Evité un bostezo. De verdad me urgía esa agua fría para despabilar.

—¿Y ya le avisaron?

—Todavía no.

En ese instante se me presentó la oportunidad de tomar un respiro de aquella casa en la que reinaba la tristeza.

—Me encargaré de eso —dije de inmediato—. Le diré a Constanza que me lleve.

—Eres muy amable. —Silvia hizo una mueca de asombro—. Le voy a avisar a mi suegra que no nos preocupemos por eso.

Fui a pasos sigilosos hacia la habitación donde sabía que encontraría a mi hija. Antes, pasé por la de Esteban. Estaba cerrada y sabía que se encontraba solo. No logré escuchar ni un solo ruido. Me habría gustado darle palabras de aliento, pero sabía que me echaría enseguida.

Continué de largo hacia mi objetivo y toqué lo más despacio posible. Ella atendió enseguida. Apenas y abrió la puerta para asomarse.

—¿Cómo está? —le pregunté, refiriéndome a Alfonso.

Detrás de Coni lo reconocí, recostado en la cama con la ropa de día puesta.

—Se quedó dormido. Le di un Lorazepam[1].

Que descansara era bueno, todavía faltaba la peor parte de una pérdida.

—Me ofrecí a ir a apartar la misa para más al rato.

Constanza adivinó de inmediato mis intensiones. Creo que pensó lo mismo que yo con respecto al ambiente.

—Te llevo. Él va a tardar para despertar y prefiero no interrumpir su sueño.

Mi hija fue veloz por su abrigo y las llaves del carro. Yo me acomodé el sarape.

Afuera el clima era inclemente. Estaba tan baja la temperatura que soplábamos aire frío.

Como ya conocía el camino, llegamos a la iglesia de Jacinto en veinte minutos. Me di cuenta que las puertas no tenían llave ni candado y optamos por entrar. Me adelanté hasta el fondo. Se oían voces dentro de la oficina y fui directo ahí.

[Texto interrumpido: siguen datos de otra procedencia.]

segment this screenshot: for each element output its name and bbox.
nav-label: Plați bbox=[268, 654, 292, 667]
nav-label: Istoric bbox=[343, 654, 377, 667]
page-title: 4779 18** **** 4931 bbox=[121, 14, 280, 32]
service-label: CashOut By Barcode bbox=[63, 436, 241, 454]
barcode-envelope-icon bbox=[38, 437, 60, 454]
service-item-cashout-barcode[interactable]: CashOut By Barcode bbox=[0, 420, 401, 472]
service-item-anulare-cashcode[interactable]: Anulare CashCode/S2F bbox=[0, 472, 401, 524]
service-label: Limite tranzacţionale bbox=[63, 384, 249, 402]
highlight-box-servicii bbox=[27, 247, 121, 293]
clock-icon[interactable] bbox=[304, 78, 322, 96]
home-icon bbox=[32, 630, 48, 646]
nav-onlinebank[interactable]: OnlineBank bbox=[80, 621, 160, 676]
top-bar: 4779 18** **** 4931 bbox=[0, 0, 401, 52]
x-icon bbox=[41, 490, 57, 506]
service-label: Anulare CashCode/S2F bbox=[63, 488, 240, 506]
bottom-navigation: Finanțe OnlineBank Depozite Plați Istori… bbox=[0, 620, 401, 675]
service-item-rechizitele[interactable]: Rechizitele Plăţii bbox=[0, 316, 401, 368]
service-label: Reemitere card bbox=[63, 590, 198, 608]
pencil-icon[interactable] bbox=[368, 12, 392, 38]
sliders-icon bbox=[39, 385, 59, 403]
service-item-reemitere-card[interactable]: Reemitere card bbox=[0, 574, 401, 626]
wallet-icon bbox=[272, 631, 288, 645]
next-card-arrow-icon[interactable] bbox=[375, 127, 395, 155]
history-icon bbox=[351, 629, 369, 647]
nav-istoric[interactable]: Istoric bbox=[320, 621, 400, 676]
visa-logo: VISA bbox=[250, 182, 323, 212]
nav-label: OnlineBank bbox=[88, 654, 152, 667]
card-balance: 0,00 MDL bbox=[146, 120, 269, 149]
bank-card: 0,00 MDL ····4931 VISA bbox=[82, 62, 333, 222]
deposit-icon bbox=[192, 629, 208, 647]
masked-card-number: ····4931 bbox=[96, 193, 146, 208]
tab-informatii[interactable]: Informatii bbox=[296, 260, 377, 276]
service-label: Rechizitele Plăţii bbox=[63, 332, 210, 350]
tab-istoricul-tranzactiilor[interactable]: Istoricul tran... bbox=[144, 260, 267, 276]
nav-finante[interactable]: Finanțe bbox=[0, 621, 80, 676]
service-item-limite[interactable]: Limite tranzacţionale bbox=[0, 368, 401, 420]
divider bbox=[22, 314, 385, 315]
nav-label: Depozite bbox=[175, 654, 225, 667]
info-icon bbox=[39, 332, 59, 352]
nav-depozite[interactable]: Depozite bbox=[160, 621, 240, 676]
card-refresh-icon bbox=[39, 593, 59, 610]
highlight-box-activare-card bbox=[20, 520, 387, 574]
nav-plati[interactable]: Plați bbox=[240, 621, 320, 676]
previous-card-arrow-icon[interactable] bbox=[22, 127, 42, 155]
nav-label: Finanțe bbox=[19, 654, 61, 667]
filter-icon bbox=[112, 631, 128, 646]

Todavía sigo dudando de lo que vi. No soy capaz de asegurarlo, pero… pero por un rápido microsegundo creí ver al padre Jacinto muy cerca de alguien. La proximidad y el movimiento de su espalda y brazos podrían hacer pensar que hacía algo más que hablar con ese alguien.

¡Me quedé muda y retrocedí!

«Debo empezar a anunciarme antes de entrar a los lugares», me recordé, convencida de que ya no quería presenciar intimidades ajenas o pecados como esos; si es que fue real y no producto de mi cansancio.

Coni se dio cuenta de mi impresión. Con mi codo evité que ella se asomara. Zapateé un poco para que nos oyeran y funcionó. El padre Jacinto salió enseguida. Sudaba y se notaba alterado. Raro, porque también en ese pueblo el frío hacía de las suyas.

—Padre —dije, todavía confusa.

Él se acercó para que le besáramos la mano.

—Hijas, ¿para qué soy bueno? —nos preguntó mientras lo hacíamos.